Receiver uses the following syntax to listen for the same multicast group:

# iperf -s -u -B 224.0.2.6 -i 1

Three Ubuntu-routers R1,R2 and R4 run Quagga daemons Zebra and OSPFD in order to establish OSPF neighborships and share routes, so ping between sender and receiver - works, and traceroute shows correct hops in the middle. pimd configurations:

= R1:

rp-address 10.12.12.2 224.0.0.0/4
phyint 172.16.0.254 enable igmpv3
spt-threshold packets 0 interval 0

= R2:

rp-address 10.12.12.2 224.0.0.0/4
spt-threshold packets 0 interval 0

= R3:

rp-address 10.12.12.2 224.0.0.0/4
phyint 192.168.4.254 enable igmpv3
spt-threshold packets 0 interval 0

I checked the steps as per the 'Debug Help' section in wiki here on Github - all good.

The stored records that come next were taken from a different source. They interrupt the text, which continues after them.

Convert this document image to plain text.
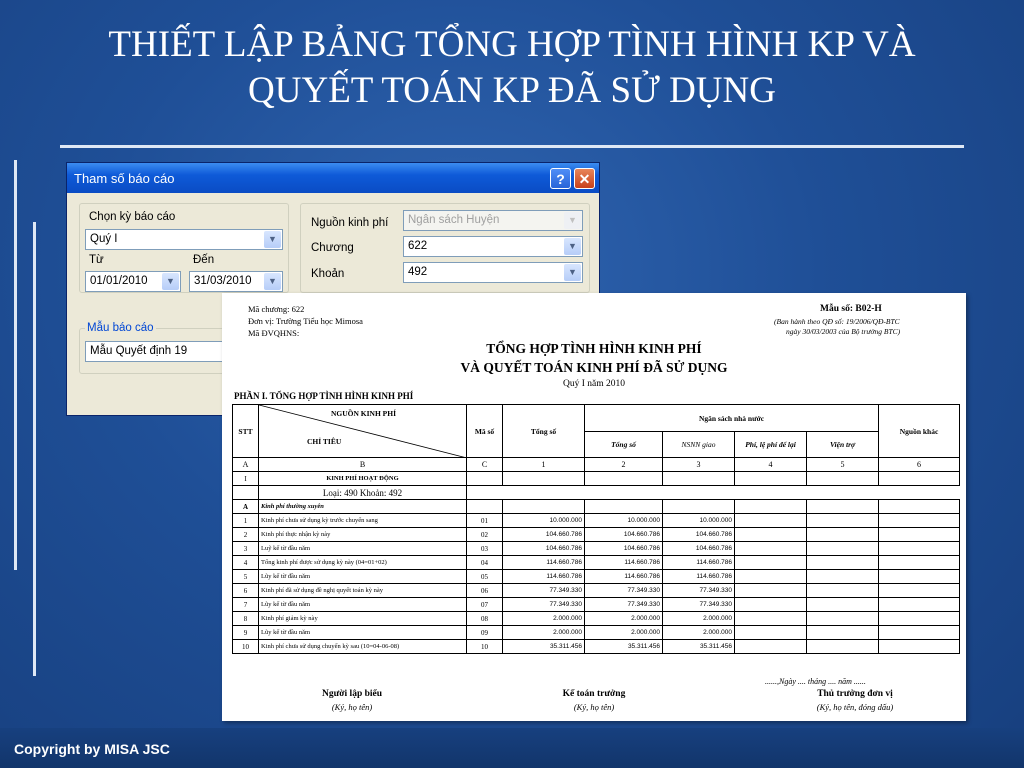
THIẾT LẬP BẢNG TỔNG HỢP TÌNH HÌNH KP VÀ
QUYẾT TOÁN KP ĐÃ SỬ DỤNG
Tham số báo cáo	? ✕
Chọn kỳ báo cáo
Quý I	▼
Từ	Đến
01/01/2010	▼	31/03/2010	▼
Nguồn kinh phí	Ngân sách Huyện	▼
Chương	622	▼
Khoản	492	▼
Mẫu báo cáo
Mẫu Quyết định 19
Mã chương: 622
Đơn vị: Trường Tiểu học Mimosa
Mã ĐVQHNS:
Mẫu số: B02-H
(Ban hành theo QĐ số: 19/2006/QĐ-BTC
ngày 30/03/2003 của Bộ trưởng BTC)
TỔNG HỢP TÌNH HÌNH KINH PHÍ
VÀ QUYẾT TOÁN KINH PHÍ ĐÃ SỬ DỤNG
Quý I năm 2010
PHẦN I. TỔNG HỢP TÌNH HÌNH KINH PHÍ
STT	NGUỒN KINH PHÍ
CHỈ TIÊU	Mã số	Tổng số	Ngân sách nhà nước				Nguồn khác
				Tổng số	NSNN giao	Phí, lệ phí để lại	Viện trợ	
A	B	C	1	2	3	4	5	6
I	KINH PHÍ HOẠT ĐỘNG							
	Loại: 490 Khoản: 492							
A	Kinh phí thường xuyên							
1	Kinh phí chưa sử dụng kỳ trước chuyển sang	01	10.000.000	10.000.000	10.000.000			
2	Kinh phí thực nhận kỳ này	02	104.660.786	104.660.786	104.660.786			
3	Luỹ kế từ đầu năm	03	104.660.786	104.660.786	104.660.786			
4	Tổng kinh phí được sử dụng kỳ này (04=01+02)	04	114.660.786	114.660.786	114.660.786			
5	Lũy kế từ đầu năm	05	114.660.786	114.660.786	114.660.786			
6	Kinh phí đã sử dụng đề nghị quyết toán kỳ này	06	77.349.330	77.349.330	77.349.330			
7	Lũy kế từ đầu năm	07	77.349.330	77.349.330	77.349.330			
8	Kinh phí giảm kỳ này	08	2.000.000	2.000.000	2.000.000			
9	Lũy kế từ đầu năm	09	2.000.000	2.000.000	2.000.000			
10	Kinh phí chưa sử dụng chuyển kỳ sau (10=04-06-08)	10	35.311.456	35.311.456	35.311.456			
......,Ngày .... tháng .... năm ......
Người lập biểu
(Ký, họ tên)
Kế toán trưởng
(Ký, họ tên)
Thủ trưởng đơn vị
(Ký, họ tên, đóng dấu)
Copyright by MISA JSC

I collected tcpdump on all three routers and output of the process in debug mode, using syntax: /usr/sbin/pimd --foreground --debug=all, and here is what I see, when R2 is Ubuntu:

  1. R1 receives a multicast traffic and sends a register message to R2, encapsulated into a single packet 172.16.0.254 > 10.12.12.2.
  2. R2 receives this packet, here is the debug from it:
21:17:02.211 RECV   256 bytes PIM v2 Register           from 172.16.0.254    to 10.12.12.2 
21:17:02.211 Received PIM register: len = 236 from 172.16.0.254
21:17:02.211 find_route: Group not found. Return the (*,*,RP) entry
21:17:02.211 No routing entry for source 172.16.0.1 and/or group 224.0.2.6
21:17:02.211 Send PIM REGISTER STOP from 10.12.12.2 to router 172.16.0.254 for src = 172.16.0.1 and group = 224.0.2.6
21:17:02.211 SEND    38 bytes PIM v2 Register_Stop      from 10.12.12.2      to 172.16.0.254 ...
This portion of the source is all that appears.